Pornografinin cinsellik üzerinde hiçbir etkisi yok mu? Gençler için bu konuda endişelenirken yetişkinleri neden es geçiyoruz?
Pornografik filmleri izlemek sıradan bir şey gibi görünüyor, 18-69 yaş arası erkeklerin %92’si, kadınlarınsa %73’ü daha önce benzer bir içerik izlediğini söylüyor.
Bu kadar fazla tüketilen bir içeriğin günlük hayatımıza hiçbir etkisinin olmadığı düşünülebilir mi? Yıllar boyunca her gün, her hafta, her ay zihnimizde belirli bir imgeyle mastürbasyon yaptıktan sonra beynimizin bu imgeyi yinelememesi mümkün olabilir mi?
Sosyolog Florian Vörös, uzun bir geçmişe dayanan araştırmaları sonucunda pornografinin şu algıyı yarattığını söylüyor: “Erkeklerin cinselliği, tarihin ve toplumun değiştiremeyeceği doğal bir güç olarak tasavvur ediliyor. Bu nedenle, doğası gereği güçlü, katı, değişmez ve kontrol edilemez olacaktır. Buna karşılık, kadınsı arzu daha esnek ve daha ilişkisel olarak algılanıyor.”
Pornografi, daha ilk izlemede erkek kimliğinin birleşenlerinden birini oluşturuyor: Bu yetişkinliğe geçiş ritüeli aracılığıyla, ergenler (veya çocuklar) sosyal tabuları aşıyor, ebeveyn otoritesinden kaçıyor, kendi bedenlerini keşfediyor…
Ancak daha karmaşık ve daha ilgi ilginç olan bir şey var. Özellikle pornografiyle ilk temas istatistiksel olarak eşlerin bedenleriyle ilk temastan çok önce gerçekleştiği için temsil, gerçek deneyimden önce geliyor (kronolojik olarak ve belki de duygusal olarak). Ve elbette gerçek deneyimleri ve ilişkileri algılama şeklini biçimlendiriyor.
Florian Vörös’e göre en kötüsü, kendini sorgulamadan bu görüntülerle tatmin olmaya devam etmek: “Düşünsel bir yaklaşıma girmek, “kötü, cinsiyetçi ve ırkçı” olanı alenen kınamak ve izleyici konumundaki rahat duruşu bırakmak anlamına geliyor. Bu görüntüler özel olarak, cinsiyetlendirilmiş ve ırksallaştırılmış bir gücü temsil ettiği için mutlaka sorgulanması ve dönüştürülmesi gereken bir durum olarak düşünülmeli.

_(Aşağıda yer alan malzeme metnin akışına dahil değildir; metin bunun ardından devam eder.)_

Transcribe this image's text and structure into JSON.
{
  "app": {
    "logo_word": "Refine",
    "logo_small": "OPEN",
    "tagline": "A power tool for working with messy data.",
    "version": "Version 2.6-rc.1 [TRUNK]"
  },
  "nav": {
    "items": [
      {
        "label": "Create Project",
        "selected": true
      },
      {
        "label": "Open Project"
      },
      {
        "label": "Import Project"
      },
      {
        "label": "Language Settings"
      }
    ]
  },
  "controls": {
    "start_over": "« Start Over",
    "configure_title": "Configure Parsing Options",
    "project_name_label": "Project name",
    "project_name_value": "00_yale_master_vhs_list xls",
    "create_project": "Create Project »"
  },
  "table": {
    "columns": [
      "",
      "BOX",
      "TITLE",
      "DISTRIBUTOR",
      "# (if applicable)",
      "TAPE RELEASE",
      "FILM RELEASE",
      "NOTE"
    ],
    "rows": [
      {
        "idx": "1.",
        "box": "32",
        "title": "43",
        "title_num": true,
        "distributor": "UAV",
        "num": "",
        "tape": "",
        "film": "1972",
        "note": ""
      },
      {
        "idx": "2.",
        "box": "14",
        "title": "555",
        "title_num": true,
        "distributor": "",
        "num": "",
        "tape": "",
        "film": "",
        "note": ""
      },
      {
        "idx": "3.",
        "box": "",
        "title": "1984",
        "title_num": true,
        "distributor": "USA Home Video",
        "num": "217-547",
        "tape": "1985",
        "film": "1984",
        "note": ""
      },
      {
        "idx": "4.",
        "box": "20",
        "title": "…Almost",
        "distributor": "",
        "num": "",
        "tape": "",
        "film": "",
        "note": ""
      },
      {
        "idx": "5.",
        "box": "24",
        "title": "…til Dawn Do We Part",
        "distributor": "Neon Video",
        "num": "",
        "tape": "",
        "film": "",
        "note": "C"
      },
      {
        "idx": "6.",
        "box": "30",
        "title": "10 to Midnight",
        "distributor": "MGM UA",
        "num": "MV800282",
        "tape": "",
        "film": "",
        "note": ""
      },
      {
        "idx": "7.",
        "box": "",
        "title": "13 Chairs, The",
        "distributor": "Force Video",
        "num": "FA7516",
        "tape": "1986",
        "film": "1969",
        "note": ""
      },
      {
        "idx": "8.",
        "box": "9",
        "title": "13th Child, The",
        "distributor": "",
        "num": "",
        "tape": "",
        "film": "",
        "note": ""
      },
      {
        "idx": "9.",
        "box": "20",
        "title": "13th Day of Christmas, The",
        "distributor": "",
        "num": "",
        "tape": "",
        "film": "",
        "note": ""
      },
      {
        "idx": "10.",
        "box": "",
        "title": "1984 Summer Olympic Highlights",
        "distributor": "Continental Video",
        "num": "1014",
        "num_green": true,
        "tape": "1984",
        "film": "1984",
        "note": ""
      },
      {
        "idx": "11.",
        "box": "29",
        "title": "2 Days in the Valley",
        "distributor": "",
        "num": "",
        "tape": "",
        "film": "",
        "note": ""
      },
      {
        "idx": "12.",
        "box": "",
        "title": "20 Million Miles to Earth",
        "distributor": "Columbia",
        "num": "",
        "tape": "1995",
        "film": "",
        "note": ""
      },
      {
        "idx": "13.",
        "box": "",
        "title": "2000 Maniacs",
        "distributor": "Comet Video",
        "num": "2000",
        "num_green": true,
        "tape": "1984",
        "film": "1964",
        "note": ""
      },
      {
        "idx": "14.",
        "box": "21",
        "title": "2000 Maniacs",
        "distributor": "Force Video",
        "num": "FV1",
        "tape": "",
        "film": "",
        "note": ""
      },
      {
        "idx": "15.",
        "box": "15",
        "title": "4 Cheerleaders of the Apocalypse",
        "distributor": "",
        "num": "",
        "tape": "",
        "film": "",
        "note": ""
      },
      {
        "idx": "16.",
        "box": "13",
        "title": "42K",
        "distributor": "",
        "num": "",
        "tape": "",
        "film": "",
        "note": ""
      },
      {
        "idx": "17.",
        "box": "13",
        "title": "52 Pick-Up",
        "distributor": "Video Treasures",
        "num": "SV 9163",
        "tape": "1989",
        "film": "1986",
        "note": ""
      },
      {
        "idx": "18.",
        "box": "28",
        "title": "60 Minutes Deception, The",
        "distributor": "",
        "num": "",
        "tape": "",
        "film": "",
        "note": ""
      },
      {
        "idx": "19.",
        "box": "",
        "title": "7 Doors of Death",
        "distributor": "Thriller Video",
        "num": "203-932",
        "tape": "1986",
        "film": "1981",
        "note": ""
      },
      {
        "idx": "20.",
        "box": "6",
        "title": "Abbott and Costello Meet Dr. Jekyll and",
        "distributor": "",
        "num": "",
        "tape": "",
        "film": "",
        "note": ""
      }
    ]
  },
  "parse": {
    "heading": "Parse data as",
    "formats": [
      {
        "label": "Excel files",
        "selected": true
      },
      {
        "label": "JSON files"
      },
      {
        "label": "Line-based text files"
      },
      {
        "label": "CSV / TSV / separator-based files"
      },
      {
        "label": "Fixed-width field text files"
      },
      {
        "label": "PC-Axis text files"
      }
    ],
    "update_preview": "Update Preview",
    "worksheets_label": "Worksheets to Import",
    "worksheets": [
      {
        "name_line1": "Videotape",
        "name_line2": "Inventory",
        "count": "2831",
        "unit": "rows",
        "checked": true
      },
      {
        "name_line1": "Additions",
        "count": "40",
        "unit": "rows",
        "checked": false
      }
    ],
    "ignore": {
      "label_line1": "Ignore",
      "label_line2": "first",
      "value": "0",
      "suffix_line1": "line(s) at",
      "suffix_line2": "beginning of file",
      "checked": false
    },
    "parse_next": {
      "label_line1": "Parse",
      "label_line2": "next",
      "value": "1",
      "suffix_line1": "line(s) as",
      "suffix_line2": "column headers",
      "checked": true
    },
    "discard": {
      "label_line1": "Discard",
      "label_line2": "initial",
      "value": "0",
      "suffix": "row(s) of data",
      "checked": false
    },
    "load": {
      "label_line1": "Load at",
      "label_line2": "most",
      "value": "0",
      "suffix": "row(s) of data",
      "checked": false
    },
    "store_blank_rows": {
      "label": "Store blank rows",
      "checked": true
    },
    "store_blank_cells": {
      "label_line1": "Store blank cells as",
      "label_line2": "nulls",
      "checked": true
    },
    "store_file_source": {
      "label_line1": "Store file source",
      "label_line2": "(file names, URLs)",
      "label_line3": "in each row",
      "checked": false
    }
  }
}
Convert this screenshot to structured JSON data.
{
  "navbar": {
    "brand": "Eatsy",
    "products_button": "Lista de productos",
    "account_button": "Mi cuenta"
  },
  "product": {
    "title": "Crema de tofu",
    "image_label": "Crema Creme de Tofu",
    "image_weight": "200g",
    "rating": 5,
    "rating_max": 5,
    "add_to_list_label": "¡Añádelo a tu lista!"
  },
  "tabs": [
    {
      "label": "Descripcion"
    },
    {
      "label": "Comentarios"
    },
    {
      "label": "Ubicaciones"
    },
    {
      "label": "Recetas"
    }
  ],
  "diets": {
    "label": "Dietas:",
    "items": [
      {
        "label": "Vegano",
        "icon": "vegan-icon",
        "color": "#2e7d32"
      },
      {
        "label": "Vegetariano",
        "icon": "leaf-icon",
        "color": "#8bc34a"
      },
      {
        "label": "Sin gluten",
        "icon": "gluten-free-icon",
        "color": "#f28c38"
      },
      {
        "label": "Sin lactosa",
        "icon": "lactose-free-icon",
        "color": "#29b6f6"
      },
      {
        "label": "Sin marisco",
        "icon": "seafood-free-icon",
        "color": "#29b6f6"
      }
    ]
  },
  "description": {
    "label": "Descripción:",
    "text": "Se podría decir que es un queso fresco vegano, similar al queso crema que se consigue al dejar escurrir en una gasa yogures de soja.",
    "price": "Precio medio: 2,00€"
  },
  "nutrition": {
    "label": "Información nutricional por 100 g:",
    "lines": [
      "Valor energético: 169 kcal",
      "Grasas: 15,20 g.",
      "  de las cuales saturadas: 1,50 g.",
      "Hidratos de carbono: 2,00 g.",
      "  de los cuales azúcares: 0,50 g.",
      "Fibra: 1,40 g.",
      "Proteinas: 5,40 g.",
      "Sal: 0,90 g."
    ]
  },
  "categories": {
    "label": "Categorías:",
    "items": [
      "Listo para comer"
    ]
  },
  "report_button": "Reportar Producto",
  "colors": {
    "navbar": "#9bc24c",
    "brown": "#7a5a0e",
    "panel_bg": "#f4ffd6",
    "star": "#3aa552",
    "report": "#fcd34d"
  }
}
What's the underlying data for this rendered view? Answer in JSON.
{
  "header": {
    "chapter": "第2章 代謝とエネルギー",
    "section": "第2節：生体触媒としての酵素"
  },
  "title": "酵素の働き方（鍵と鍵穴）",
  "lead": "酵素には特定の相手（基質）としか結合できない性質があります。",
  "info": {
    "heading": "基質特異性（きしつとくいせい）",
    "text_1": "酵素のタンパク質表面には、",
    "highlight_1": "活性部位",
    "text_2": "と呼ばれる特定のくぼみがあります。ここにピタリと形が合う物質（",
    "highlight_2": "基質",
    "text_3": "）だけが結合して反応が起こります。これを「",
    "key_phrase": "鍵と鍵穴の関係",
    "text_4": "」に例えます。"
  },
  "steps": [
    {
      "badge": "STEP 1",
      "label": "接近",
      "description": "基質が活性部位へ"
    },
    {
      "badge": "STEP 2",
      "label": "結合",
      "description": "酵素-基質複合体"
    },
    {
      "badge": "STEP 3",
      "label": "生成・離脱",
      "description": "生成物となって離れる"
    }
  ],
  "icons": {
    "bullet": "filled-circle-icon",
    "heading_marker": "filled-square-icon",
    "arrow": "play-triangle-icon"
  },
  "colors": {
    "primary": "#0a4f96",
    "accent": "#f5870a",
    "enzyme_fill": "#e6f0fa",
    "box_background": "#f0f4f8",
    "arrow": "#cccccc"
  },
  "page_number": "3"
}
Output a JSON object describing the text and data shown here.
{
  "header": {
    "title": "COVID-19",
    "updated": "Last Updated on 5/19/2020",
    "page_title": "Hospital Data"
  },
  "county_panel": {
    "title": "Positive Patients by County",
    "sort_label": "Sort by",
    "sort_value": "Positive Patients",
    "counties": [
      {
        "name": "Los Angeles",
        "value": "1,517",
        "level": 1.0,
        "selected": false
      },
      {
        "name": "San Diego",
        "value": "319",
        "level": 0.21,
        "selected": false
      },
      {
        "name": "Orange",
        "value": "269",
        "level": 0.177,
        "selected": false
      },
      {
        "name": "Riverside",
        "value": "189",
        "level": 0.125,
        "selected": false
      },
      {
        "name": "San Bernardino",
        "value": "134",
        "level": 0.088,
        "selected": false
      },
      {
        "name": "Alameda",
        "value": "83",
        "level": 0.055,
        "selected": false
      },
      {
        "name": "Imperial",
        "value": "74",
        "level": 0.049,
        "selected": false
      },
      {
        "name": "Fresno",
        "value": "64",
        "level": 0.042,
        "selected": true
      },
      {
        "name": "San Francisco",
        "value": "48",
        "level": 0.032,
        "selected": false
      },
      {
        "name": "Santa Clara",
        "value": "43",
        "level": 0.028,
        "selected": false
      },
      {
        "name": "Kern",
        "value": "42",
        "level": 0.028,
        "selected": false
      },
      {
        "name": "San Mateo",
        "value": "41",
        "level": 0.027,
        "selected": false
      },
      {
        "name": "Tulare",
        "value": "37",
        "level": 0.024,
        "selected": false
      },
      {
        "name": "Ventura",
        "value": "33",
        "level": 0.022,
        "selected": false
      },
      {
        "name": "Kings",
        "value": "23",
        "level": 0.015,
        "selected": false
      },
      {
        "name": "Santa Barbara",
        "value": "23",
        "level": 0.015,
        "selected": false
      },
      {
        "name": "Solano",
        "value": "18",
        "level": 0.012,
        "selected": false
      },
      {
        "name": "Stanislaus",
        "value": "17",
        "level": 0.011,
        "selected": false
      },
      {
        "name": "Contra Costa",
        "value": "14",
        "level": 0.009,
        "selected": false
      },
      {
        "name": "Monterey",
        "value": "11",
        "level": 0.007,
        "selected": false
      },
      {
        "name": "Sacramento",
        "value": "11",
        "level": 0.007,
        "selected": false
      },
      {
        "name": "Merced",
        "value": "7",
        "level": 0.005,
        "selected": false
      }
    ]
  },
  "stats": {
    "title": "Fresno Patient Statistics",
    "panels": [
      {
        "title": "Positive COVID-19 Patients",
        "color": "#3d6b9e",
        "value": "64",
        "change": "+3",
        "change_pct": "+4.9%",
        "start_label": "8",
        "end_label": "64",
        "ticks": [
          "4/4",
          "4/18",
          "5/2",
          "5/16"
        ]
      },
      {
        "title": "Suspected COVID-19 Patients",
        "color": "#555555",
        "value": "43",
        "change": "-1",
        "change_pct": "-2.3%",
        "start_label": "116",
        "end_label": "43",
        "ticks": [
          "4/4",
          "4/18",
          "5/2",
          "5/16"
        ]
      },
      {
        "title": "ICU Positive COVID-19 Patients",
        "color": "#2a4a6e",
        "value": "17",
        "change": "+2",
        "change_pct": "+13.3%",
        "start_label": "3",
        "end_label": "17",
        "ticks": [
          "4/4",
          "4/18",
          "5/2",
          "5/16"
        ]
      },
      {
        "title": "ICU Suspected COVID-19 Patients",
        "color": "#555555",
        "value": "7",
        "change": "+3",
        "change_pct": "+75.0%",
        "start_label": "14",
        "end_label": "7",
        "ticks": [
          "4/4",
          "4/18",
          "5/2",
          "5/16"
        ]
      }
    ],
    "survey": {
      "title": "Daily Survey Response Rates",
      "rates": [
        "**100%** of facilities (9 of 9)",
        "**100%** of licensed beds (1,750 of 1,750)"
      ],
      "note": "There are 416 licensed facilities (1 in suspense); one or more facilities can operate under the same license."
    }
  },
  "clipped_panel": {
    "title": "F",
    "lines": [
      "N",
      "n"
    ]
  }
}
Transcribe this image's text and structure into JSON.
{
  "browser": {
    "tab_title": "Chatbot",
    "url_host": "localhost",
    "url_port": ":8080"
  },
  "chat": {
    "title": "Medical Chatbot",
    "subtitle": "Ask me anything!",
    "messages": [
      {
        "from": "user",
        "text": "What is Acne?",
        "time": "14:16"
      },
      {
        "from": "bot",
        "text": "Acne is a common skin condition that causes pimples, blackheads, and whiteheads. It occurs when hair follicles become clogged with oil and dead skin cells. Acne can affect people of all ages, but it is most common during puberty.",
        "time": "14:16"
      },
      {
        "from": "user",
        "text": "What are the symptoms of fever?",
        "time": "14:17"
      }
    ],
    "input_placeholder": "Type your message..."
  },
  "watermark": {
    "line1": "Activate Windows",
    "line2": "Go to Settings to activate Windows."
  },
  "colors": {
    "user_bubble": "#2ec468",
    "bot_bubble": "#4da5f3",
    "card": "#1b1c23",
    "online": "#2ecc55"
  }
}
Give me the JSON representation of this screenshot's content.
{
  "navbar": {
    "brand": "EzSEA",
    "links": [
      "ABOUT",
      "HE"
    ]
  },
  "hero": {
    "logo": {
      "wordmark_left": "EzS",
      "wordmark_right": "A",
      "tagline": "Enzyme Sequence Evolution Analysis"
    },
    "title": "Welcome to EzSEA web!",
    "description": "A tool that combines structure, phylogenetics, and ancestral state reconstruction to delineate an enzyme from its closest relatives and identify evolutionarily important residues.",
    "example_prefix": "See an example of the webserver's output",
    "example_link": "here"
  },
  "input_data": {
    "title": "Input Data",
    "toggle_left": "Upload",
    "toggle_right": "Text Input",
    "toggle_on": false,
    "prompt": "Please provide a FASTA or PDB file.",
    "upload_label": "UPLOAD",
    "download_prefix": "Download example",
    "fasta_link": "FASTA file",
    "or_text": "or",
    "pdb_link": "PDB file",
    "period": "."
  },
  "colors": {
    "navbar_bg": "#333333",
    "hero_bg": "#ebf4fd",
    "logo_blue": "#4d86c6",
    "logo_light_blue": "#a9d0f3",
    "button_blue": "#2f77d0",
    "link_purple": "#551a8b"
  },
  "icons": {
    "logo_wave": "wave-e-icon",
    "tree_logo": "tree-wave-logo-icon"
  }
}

Vörös’ün araştırmalarına göre pornografi erkeklerde iki tür duyguya sebep oluyor:
Bazı erkekler kendilerini suçlu hissediyorlar: Bir şeylerin yanlış olduğunu biliyorlar ve (“Ben bir feministim ve tecavüz simülasyonları izliyorum”) kendi çelişkilerini çözemediklerini kabul ediyorlar.
Öte yandan bazı erkekler pornografik kodlarda kendi içsel benliklerinin hayali bir vizyonunu görüyorlar. Her zaman ulaşılabilir kadınlar ve her zaman baskın olan erkekler… Pornografideki bu “doğal düzen” fikri, çevrimiçi aramalardaki anahtar kelimelerde de kendini gösteriyor: “normal” erkekler için olanlar (büyük göğüsler, büyük kalçalar vb.), “tuhaf” erkekler için olanlar (eşcinsel içerikler, vb.).
2019’da Avrupa ülkelerinde “hardcore BDSM” (esaret, tahakküm, şiddetli sado-mazoşizm) aramaları büyük oranda arttı (Pornhub Insights). Güç asimetrilerini kınamak ve eşitliği savunmak elbette mümkün, ama bunu kendimiz için yapmak her zaman kolay olmuyor.
Pornografinin kontrolünden çıkmak gerekiyor. Ama nasıl ? Birincisi, sorumluluklarımızı üstlenmek için porno içerikleri tüm kötülüklerin sorumlusu olarak görmeyi bırakmalıyız. (“bu ben değilim, algoritma bu” düşüncesi).
Ve zaman alsa da, başka türlüsünü istemek mümkün. Alışkanlıklarımızı yıkmak için, kadınsı olarak kabul edilen duruşları, eşcinsel olarak kabul edilen uygulamaları yeniden değerlendirmeyi, duyguları hissetmeyi, nihayet ilişkimizi saldırganlıktan uzaklaştırıp dolaylı zevklerle zenginleştirmeyi öğrenebiliriz.
Florian Vörös, erkeklere masküliniteden kurtulmayı teklif ediyor ve bu insanlık için harika bir teklif.